The court's decision not to enforce the transfer of the voting rights provisions of the subordination agreement was based largely on underlying policy and the express language of §1126(a) and rule 3018. Considering 203 North LaSalle's agency holding, it may find future application to a fragmented bank group (i.e., where domestic banks, foreign banks and private investment funds, all of whom answer to different regulatory authority, are participants). Although bank groups typically execute an agency agreement, the agent of a fragmented bank group is not always acting in the best interests, or at the direction of the entire bank group. Indeed, most bank group agency agreements provide for a majority vote, not a unanimous vote.

When an agent in such a situation votes the claims of its constituents, a dissenting participant may very well object based on §1126(a), Rule 3018, and 203 North LaSalle's reasoning. After all, the dissenting participant has a claim against the debtor, and the agent is no longer acting at its direction.
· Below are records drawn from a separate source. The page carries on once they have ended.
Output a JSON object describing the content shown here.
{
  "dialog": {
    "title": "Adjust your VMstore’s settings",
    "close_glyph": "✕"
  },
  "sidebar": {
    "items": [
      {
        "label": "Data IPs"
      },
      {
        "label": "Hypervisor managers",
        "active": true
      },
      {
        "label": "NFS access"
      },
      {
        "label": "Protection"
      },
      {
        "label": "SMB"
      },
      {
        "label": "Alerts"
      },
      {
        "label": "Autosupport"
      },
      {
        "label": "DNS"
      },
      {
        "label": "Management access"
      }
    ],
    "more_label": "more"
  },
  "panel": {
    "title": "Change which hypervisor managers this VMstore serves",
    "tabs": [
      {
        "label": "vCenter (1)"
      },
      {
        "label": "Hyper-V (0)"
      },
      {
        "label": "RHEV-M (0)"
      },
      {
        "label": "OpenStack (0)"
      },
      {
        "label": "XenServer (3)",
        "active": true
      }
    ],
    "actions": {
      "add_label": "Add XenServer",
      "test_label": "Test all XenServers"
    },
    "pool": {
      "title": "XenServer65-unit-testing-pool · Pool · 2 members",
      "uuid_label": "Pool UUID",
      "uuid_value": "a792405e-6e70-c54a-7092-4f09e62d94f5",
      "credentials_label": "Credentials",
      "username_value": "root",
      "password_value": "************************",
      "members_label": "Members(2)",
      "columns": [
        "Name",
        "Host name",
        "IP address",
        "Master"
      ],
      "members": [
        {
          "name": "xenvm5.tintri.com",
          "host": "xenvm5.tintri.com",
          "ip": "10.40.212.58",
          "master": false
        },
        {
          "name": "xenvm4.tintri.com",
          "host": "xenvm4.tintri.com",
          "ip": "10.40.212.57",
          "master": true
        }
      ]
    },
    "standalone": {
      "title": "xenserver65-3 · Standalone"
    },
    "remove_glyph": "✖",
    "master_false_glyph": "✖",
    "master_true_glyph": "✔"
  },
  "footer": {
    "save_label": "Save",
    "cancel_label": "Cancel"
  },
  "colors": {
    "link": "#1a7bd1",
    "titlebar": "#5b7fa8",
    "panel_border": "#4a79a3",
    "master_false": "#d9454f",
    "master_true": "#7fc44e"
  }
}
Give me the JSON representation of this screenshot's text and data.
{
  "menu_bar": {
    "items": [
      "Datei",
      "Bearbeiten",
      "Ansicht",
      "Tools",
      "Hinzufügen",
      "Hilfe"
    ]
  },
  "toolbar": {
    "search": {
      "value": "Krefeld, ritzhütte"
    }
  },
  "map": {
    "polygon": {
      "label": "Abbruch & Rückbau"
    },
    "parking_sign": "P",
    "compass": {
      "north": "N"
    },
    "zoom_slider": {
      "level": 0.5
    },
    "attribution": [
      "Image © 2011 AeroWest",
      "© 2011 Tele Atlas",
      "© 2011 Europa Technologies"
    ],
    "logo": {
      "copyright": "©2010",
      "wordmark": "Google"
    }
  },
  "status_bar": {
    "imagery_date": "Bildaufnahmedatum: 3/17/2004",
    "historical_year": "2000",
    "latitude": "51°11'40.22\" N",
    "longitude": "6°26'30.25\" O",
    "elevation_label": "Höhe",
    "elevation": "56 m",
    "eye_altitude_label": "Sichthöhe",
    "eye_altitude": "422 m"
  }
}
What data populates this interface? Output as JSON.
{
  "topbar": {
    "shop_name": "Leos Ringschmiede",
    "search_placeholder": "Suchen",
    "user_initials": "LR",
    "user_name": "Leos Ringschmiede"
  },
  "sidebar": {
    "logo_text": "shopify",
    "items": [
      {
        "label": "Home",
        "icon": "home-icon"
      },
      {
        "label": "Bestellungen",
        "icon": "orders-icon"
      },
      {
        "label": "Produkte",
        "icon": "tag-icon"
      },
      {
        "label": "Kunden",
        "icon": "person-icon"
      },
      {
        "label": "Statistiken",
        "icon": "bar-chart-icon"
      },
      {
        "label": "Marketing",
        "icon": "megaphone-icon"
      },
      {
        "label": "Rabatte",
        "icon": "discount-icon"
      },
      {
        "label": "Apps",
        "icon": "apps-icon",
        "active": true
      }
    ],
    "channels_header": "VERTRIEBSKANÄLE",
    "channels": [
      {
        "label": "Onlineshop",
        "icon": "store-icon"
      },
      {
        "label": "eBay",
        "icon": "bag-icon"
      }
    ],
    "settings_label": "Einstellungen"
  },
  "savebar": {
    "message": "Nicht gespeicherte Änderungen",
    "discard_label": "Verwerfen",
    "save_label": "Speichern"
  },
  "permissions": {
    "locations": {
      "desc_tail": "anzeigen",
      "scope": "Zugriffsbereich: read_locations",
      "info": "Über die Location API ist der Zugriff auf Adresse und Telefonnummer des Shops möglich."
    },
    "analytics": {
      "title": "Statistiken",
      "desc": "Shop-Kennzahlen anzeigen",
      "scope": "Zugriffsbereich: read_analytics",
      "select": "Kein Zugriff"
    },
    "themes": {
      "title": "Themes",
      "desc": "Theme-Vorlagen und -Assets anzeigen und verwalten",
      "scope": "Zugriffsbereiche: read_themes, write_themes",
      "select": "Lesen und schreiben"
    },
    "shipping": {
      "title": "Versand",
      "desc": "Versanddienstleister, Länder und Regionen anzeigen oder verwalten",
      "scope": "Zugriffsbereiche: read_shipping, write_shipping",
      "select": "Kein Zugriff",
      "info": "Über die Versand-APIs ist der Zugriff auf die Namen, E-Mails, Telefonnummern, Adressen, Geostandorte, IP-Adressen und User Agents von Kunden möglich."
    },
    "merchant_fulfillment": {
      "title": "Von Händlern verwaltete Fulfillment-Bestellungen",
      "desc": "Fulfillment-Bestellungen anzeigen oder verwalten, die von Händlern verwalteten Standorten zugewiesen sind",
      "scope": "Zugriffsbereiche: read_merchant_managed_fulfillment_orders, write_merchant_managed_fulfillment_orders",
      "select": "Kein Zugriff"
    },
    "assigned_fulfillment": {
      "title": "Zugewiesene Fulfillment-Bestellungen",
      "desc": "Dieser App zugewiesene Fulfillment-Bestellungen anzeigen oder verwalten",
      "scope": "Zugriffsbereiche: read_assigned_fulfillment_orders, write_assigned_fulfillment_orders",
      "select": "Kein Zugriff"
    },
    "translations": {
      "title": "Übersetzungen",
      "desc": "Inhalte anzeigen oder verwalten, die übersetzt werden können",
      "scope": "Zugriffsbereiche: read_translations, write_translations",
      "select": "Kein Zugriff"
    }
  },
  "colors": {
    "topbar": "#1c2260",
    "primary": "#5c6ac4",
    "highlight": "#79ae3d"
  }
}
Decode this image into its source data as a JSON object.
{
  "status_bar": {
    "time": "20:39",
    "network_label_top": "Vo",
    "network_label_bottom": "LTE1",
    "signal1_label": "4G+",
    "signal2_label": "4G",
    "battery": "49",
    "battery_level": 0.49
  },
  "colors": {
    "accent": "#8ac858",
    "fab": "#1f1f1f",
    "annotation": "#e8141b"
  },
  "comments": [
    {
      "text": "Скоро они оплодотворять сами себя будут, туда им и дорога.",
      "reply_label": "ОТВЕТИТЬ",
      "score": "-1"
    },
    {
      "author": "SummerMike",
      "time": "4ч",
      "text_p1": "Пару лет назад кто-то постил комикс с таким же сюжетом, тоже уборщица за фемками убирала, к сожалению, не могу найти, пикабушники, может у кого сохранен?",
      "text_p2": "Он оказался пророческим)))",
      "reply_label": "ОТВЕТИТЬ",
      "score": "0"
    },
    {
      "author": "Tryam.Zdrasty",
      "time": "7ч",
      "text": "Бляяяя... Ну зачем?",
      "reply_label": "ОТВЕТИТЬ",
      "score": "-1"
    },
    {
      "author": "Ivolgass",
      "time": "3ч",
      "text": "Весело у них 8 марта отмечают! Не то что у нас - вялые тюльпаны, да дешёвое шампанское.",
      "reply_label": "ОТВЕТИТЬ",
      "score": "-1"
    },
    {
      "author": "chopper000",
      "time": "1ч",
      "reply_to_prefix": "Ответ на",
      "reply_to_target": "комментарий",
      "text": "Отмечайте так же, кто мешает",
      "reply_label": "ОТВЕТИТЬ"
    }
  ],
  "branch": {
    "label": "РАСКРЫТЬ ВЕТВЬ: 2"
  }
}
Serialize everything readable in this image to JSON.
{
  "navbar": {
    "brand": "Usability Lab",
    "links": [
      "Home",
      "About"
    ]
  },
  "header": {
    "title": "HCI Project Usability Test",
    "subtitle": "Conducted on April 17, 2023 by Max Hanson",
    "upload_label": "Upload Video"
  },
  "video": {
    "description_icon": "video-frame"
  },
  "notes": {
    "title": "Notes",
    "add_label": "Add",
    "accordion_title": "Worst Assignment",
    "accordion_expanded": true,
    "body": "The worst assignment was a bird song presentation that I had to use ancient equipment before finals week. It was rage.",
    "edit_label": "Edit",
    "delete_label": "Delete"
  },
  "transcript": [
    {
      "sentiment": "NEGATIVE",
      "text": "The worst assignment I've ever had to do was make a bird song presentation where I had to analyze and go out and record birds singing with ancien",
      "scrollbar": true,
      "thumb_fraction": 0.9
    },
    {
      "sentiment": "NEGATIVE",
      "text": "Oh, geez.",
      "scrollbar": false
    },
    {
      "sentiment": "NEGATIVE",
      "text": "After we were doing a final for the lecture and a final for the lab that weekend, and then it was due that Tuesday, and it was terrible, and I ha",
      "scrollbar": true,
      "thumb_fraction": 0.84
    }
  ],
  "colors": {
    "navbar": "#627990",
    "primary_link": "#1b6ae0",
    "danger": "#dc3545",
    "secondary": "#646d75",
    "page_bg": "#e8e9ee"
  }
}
Such a holding could cause great disruption when bank groups are involved in a bankruptcy because of the potential for additional litigation arising from such issues, not to mention a potential confirmation objection based on the gerrymandering of diverse bank group interests into one or more classes.

Conclusion

Prior to the execution of future subordination agreements, the senior creditor should consider revamping its provisions regarding voting rights so that an agency relationship is created, as opposed to the mere transfer of a voting right. While such language may be interpreted as a transparent attempt around 203 North LaSalle, it may create enough differences to allow the senior creditor the ability to vote on the subordinated claim.